Es ist wohl nicht übertrieben, bezeichnet man Match Point als die Wiedergeburt des Nischenphänomens Woody Allen. Jahr für Jahr fertigt Allen mindestens einen Film und selten sind wirkliche Enttäuschungen darunter, doch gelang es ihm kaum noch vor anderen als der schon bekehrten Woody-Gemeinde zu predigen. Mit „Match Point“ änderte sich alles: London statt New York, Thriller/Drama statt Komödie und Aufsehen in der Presse statt Nerdgespräche am Tresen. Der sehr stark an Dostojewskijs klassische Themen von Verbrechen, Strafe, Schuld und Sühne angelehnte, subtile Klassenkampfthriller Match Point vereinte Allens Talent brillante Dialoge zu schreiben mit der neu entdeckten Fähigkeit, diese in eine genuin spannende Geschichte einzubetten und dabei die großen Fragen des Daseins zu verhandeln.
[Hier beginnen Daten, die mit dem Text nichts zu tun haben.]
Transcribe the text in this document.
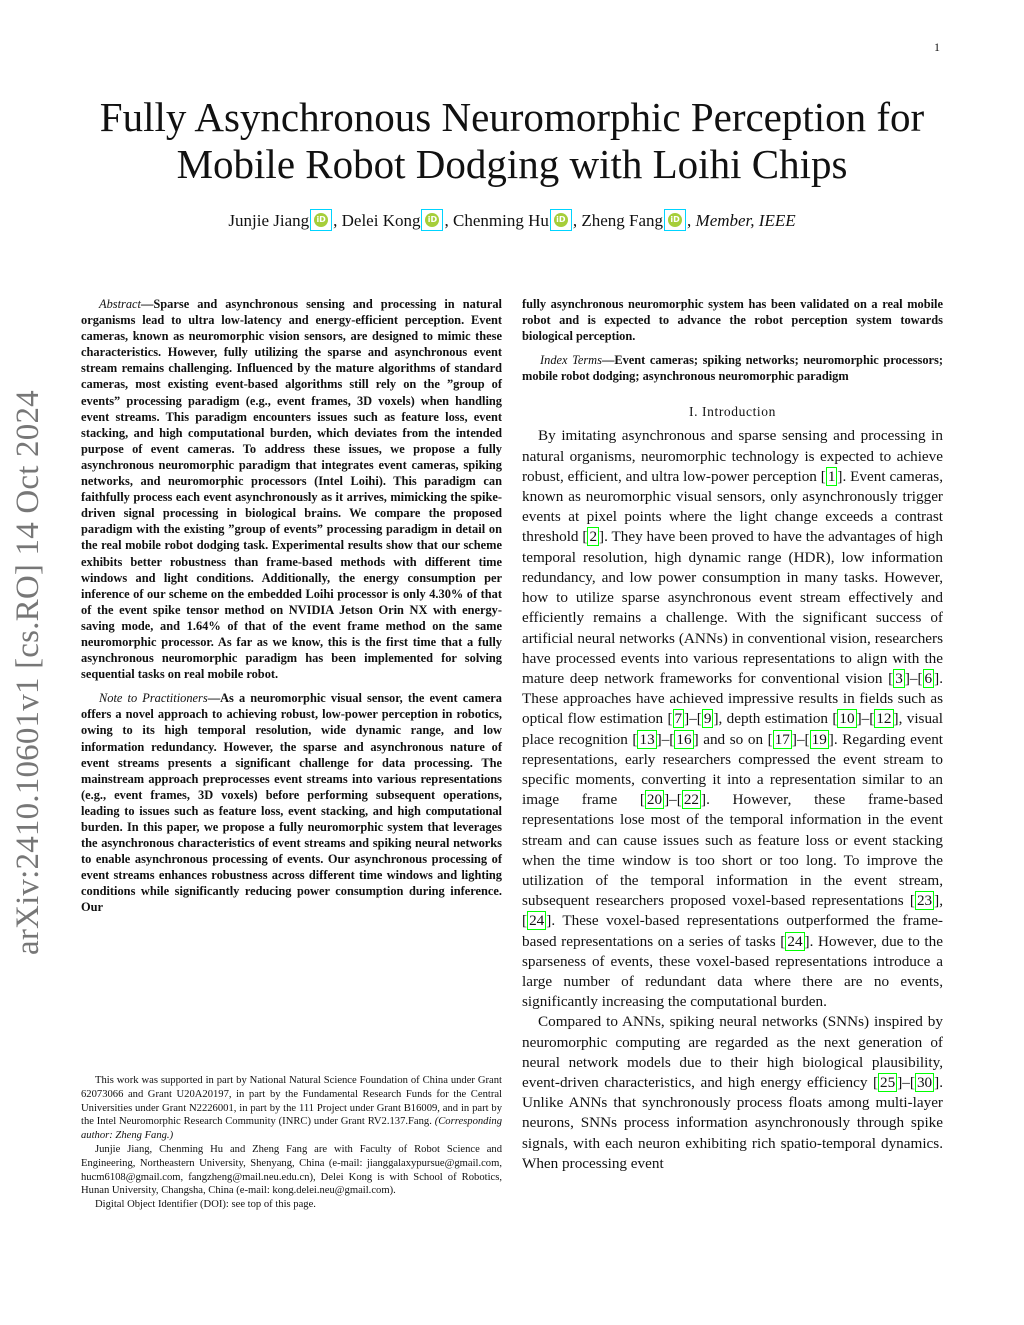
1
arXiv:2410.10601v1 [cs.RO] 14 Oct 2024
Fully Asynchronous Neuromorphic Perception for
Mobile Robot Dodging with Loihi Chips
Junjie Jiang iD , Delei Kong iD , Chenming Hu iD , Zheng Fang iD , Member, IEEE

Abstract—Sparse and asynchronous sensing and processing in natural organisms lead to ultra low-latency and energy-efficient perception. Event cameras, known as neuromorphic vision sensors, are designed to mimic these characteristics. However, fully utilizing the sparse and asynchronous event stream remains challenging. Influenced by the mature algorithms of standard cameras, most existing event-based algorithms still rely on the ”group of events” processing paradigm (e.g., event frames, 3D voxels) when handling event streams. This paradigm encounters issues such as feature loss, event stacking, and high computational burden, which deviates from the intended purpose of event cameras. To address these issues, we propose a fully asynchronous neuromorphic paradigm that integrates event cameras, spiking networks, and neuromorphic processors (Intel Loihi). This paradigm can faithfully process each event asynchronously as it arrives, mimicking the spike-driven signal processing in biological brains. We compare the proposed paradigm with the existing ”group of events” processing paradigm in detail on the real mobile robot dodging task. Experimental results show that our scheme exhibits better robustness than frame-based methods with different time windows and light conditions. Additionally, the energy consumption per inference of our scheme on the embedded Loihi processor is only 4.30% of that of the event spike tensor method on NVIDIA Jetson Orin NX with energy-saving mode, and 1.64% of that of the event frame method on the same neuromorphic processor. As far as we know, this is the first time that a fully asynchronous neuromorphic paradigm has been implemented for solving sequential tasks on real mobile robot.

Note to Practitioners—As a neuromorphic visual sensor, the event camera offers a novel approach to achieving robust, low-power perception in robotics, owing to its high temporal resolution, wide dynamic range, and low information redundancy. However, the sparse and asynchronous nature of event streams presents a significant challenge for data processing. The mainstream approach preprocesses event streams into various representations (e.g., event frames, 3D voxels) before performing subsequent operations, leading to issues such as feature loss, event stacking, and high computational burden. In this paper, we propose a fully neuromorphic system that leverages the asynchronous characteristics of event streams and spiking neural networks to enable asynchronous processing of events. Our asynchronous processing of event streams enhances robustness across different time windows and lighting conditions while significantly reducing power consumption during inference. Our

This work was supported in part by National Natural Science Foundation of China under Grant 62073066 and Grant U20A20197, in part by the Fundamental Research Funds for the Central Universities under Grant N2226001, in part by the 111 Project under Grant B16009, and in part by the Intel Neuromorphic Research Community (INRC) under Grant RV2.137.Fang. (Corresponding author: Zheng Fang.)

Junjie Jiang, Chenming Hu and Zheng Fang are with Faculty of Robot Science and Engineering, Northeastern University, Shenyang, China (e-mail: jianggalaxypursue@gmail.com, hucm6108@gmail.com, fangzheng@mail.neu.edu.cn), Delei Kong is with School of Robotics, Hunan University, Changsha, China (e-mail: kong.delei.neu@gmail.com).

Digital Object Identifier (DOI): see top of this page.

fully asynchronous neuromorphic system has been validated on a real mobile robot and is expected to advance the robot perception system towards biological perception.

Index Terms—Event cameras; spiking networks; neuromorphic processors; mobile robot dodging; asynchronous neuromorphic paradigm

I. Introduction

By imitating asynchronous and sparse sensing and processing in natural organisms, neuromorphic technology is expected to achieve robust, efficient, and ultra low-power perception [ 1 ]. Event cameras, known as neuromorphic visual sensors, only asynchronously trigger events at pixel points where the light change exceeds a contrast threshold [ 2 ]. They have been proved to have the advantages of high temporal resolution, high dynamic range (HDR), low information redundancy, and low power consumption in many tasks. However, how to utilize sparse asynchronous event stream effectively and efficiently remains a challenge. With the significant success of artificial neural networks (ANNs) in conventional vision, researchers have processed events into various representations to align with the mature deep network frameworks for conventional vision [ 3 ]–[ 6 ]. These approaches have achieved impressive results in fields such as optical flow estimation [ 7 ]–[ 9 ], depth estimation [ 10 ]–[ 12 ], visual place recognition [ 13 ]–[ 16 ] and so on [ 17 ]–[ 19 ]. Regarding event representations, early researchers compressed the event stream to specific moments, converting it into a representation similar to an image frame [ 20 ]–[ 22 ]. However, these frame-based representations lose most of the temporal information in the event stream and can cause issues such as feature loss or event stacking when the time window is too short or too long. To improve the utilization of the temporal information in the event stream, subsequent researchers proposed voxel-based representations [ 23 ], [ 24 ]. These voxel-based representations outperformed the frame-based representations on a series of tasks [ 24 ]. However, due to the sparseness of events, these voxel-based representations introduce a large number of redundant data where there are no events, significantly increasing the computational burden.

Compared to ANNs, spiking neural networks (SNNs) inspired by neuromorphic computing are regarded as the next generation of neural network models due to their high biological plausibility, event-driven characteristics, and high energy efficiency [ 25 ]–[ 30 ]. Unlike ANNs that synchronously process floats among multi-layer neurons, SNNs process information asynchronously through spike signals, with each neuron exhibiting rich spatio-temporal dynamics. When processing event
Geschadet hat es überdies nicht, dass er seit Sofia Coppola der erste war, der das Talent Hollywoods schlechthin, Scarlett Johansson richtig einzusetzen verstand und eine Eleganz in Kamera und Regie an den Tag legte wie seit „Manhattan“ nicht mehr. In einem nicht ganz überzeugenden Filmjahr das herausragende Werk.


2. Brick (USA, Regie: Rian Johnson)


Der kleine Teenager-Film-Noir „Brick“ war vielleicht die Überraschung des Jahres, gerade weil er eine auf dem Papier unmögliche Ausgangslage vollends zu seinem Vorteil zu nutzen wusste. Brick ist eine einzige Referenz an Bogart, Chandler, Sam Spade, kurz, an die Schwarze Serie des Hollywoods der 40er, setzt seine klassische Film Noir Geschichte aber an eine US-Highschool heutigen Datums und erzielt damit absurde und komische Verfremdung. Die Figuren in diesem Kleinod spielen klassische Noir-Gestalten: der hardboiled „Detektiv“ der Marke Bogart, die undurchsichtige Femme Fatale, der sinistre Drogenboss und sein tumber Haudrauf… Klischees allenthalben, die auf wunderbare Weise karikiert werden, ohne dem Film die Spannung zu verleiden oder ihn der Lächerlichkeit preiszugeben. Denn, der Trick bei Brick ist nun einmal, dass all diese Film-Noir-Rollen von 17jährigen Highschool-Absolventen gespielt werden und die Glaubwürdigkeit vollständig intakt bleibt. Hat man sich aber erst einmal auf diese Welt der Adoleszenz eingefunden und akzeptiert, dass die Jungen und Mädchen zwar aussehen wie aus dem High-School-Dating-Movie von nebenan, aber eben sprechen, als wären sie Bogart & Bacall, entwickelt Brick einen Sog, der unweigerlich in den Film hineinzieht. „Brick“ war das unentdeckte Juwel des letzten Jahres: von Regisseur Rian Johnson und Hauptdarsteller Joseph Gordon-Levitt wird man noch hören, ohne Frage.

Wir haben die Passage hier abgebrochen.